Missing Online features
There are still plenty of features from the full Visio app you don't get in the Online version -- in particular, shape data. Visio diagrams can contain a lot of extra data that's part of a shape, rather than filling up the diagram with details like the price or dimensions of a desk, or the length of time it takes a step in a process to complete, or the number of the person to phone in an emergency. You can view that data in Visio Online if it's been added in the desktop version of Visio, but you can't create or edit it.
While the Visio Online site is generally easy to use, especially if you're familiar with other Office Online apps, it has a very annoying flaw. Infuriatingly, Visio Online times out after a few minutes of inactivity; so if you switch to another app or browser tab to research the process you're diagramming, you come back to a dialogue box telling you your session has expired. You don't lose any information; clicking Refresh reloads the page and puts you right back where you were in the diagram so it's just an irritating interruption. But why not just refresh the page as soon as the user clicks on anything in the interface?

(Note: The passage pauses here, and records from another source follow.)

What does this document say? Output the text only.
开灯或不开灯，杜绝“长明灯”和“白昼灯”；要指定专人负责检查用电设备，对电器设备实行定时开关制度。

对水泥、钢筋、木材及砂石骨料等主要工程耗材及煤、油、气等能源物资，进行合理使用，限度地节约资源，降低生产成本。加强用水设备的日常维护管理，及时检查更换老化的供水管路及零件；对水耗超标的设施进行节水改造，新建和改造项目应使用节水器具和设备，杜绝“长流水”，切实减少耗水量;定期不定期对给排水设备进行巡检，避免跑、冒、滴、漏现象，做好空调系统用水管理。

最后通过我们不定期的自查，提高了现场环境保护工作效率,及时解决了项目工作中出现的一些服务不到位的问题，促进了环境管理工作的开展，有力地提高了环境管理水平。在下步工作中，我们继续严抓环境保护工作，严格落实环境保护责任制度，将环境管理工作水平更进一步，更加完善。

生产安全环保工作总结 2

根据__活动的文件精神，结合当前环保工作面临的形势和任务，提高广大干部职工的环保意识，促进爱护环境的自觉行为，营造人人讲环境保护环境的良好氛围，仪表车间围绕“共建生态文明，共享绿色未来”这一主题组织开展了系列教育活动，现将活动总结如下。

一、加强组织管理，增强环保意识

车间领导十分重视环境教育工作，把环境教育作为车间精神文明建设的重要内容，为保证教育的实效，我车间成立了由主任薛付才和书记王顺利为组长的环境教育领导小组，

Visio Online isn't the first option Microsoft has had for viewing diagrams online; it replaces Visio Services (or Visio Web Access) which has been part of the Office web apps that come with SharePoint and is now being deprecated (if you have a subscription, that will transition to the new service). There are only a few features from Visio Services that Visio Online doesn't have: you can click hyperlinks added to shapes in the Visio app, but you can't edit them, and you can't click a link to a local network path -- you have to copy the path from the Shape Info Pane and paste it into Explorer. It's also available in 26 languages and adds an accessibility checker to make sure you've put alt text on your diagrams, as well as working better with modern SharePoint team sites.
Visio Online is definitely useful, but at this stage it's clearly a companion for the desktop software that gives you the basic options. Power users will want to stick with the Windows version.